Every time I drive on California’s infamous freeways, I am reminded that my life and well-being is often in the hands of the dude next to me who is shaving, the woman on the other side applying mascara, and the teenager behind me texting her “BFF”, sipping her very hot caramel frappuccino while steering her car with her knee.
People do some interesting things while driving, don’t they? My favorite is when I’m driving on the freeway and a driver of a car (probably a silver or white Toyota Camry) decides to move into my lane without communicating his intention by using the turn signals.
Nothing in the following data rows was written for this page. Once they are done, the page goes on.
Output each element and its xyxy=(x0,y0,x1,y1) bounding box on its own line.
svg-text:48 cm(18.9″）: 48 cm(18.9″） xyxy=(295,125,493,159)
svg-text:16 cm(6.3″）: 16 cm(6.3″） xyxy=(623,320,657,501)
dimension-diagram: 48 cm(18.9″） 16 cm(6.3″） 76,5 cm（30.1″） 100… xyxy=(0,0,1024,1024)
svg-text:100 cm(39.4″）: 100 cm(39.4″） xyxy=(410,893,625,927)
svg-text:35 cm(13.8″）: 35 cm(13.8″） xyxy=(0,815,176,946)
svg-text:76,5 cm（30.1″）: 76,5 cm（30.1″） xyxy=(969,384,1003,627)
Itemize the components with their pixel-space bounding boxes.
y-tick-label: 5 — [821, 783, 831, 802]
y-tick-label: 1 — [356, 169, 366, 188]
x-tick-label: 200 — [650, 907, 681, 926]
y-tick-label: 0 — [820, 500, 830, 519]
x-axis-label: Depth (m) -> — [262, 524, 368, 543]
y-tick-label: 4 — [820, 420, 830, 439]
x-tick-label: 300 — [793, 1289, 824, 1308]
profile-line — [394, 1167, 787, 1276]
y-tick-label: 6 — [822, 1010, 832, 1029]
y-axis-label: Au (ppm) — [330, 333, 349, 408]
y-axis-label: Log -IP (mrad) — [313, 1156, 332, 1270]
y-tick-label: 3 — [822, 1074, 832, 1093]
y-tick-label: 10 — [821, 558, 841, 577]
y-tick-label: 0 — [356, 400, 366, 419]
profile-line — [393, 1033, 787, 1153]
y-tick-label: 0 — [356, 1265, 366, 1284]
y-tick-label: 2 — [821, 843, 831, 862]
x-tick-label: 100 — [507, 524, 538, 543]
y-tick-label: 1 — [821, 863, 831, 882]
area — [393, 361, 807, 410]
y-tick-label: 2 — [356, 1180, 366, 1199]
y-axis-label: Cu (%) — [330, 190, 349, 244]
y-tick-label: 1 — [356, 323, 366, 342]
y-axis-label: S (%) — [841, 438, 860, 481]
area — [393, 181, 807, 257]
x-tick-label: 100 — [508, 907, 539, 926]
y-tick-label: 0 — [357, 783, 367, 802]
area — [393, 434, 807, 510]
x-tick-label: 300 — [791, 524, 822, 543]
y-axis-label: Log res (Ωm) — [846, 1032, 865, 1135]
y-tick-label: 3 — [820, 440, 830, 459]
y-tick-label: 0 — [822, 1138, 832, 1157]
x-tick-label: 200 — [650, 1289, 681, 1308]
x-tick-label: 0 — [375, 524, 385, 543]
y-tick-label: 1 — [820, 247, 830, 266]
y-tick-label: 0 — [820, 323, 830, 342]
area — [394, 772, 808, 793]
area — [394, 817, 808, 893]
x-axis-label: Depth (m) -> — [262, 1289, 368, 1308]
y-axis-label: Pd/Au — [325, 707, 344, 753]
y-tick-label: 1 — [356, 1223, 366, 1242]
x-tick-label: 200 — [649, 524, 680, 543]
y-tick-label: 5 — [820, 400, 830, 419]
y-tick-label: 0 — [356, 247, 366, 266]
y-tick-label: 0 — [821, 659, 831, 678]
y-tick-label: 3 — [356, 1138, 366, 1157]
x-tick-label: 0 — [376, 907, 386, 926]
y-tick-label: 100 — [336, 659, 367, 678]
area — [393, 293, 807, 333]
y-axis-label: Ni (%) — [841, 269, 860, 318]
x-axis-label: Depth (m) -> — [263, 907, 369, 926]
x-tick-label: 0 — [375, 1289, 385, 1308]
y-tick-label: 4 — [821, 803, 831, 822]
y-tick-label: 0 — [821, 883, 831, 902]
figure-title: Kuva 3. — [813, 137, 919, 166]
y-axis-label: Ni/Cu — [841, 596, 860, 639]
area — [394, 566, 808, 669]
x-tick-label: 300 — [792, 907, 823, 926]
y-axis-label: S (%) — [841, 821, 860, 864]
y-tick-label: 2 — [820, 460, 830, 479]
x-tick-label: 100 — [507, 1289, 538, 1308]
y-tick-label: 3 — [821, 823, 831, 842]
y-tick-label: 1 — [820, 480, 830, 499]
My first indication that he wants to merge into my lane is when I see the “OH FUDGE” look on his face as he (finally) realizes I was in the lane first.(My second indication is when he “flips me off” as if it was my fault!)
As drivers, it’s our responsibility to clearly indicate our intentions to the drivers around us. If I’m making a lane change, I need to use my turn signals in enough time to allow other drivers to prepare. I need to make sure that my brake and reverse lights work. The law requires us to even use hand signals if our turn signals don’t work!
Why all of these rules and regulations? Because driving is dangerous and it’s vital that everyone on the road clearly communicate their intentions! If you don’t clearly communicate what you’re doing and an accident occurs, you may be held responsible for the damage.
The same is true in our communication with the people around us!
So often when communicating with people we end up being like the guy who doesn’t use his blinkers, hits another car and then says, “But I thought he saw me!” Or perhaps he would say, “But he should haveknown that I was changing lanes. It’s only obvious! COME ON MAN!!”
It’s our responsibility to make sure that the thought we want to communicate is the thought that is being communicated. It isn’t the responsibility of those around you to read your mind, or see what you intended to say, as opposed to what you actually said. This means that we need to learn, observe and be respectful of the different ways that people communicate, so that we can speak each other’s language.
How can I know how to communicate clearly with the people in my life?
The first way is to observe what people say and do. The people around you telegraph what they need from you~you just need to observe, without judging and without trying to change to control people! (I know, that’s difficult at times!) Some people are more extroverted, others introverted. Others communicate VERY directly, while others communicate so indirectly it’s hard to know what they’re trying to tell you! Be a good student of people and watch and observe.
Second~it’s always a good idea to ask someone how they prefer to communicate. Would they rather an email instead of a live conversation? Do they want you to ask them if you’re free before jumping into a story? Is there someone who could really use encouraging words in person, instead of an “impersonal” email?
Then once you have a better idea of how the people around you are “wired” you can take the steps you need to use the right “turn signals” at the right time with them.
Make it easy for people, and it will be easier for you too!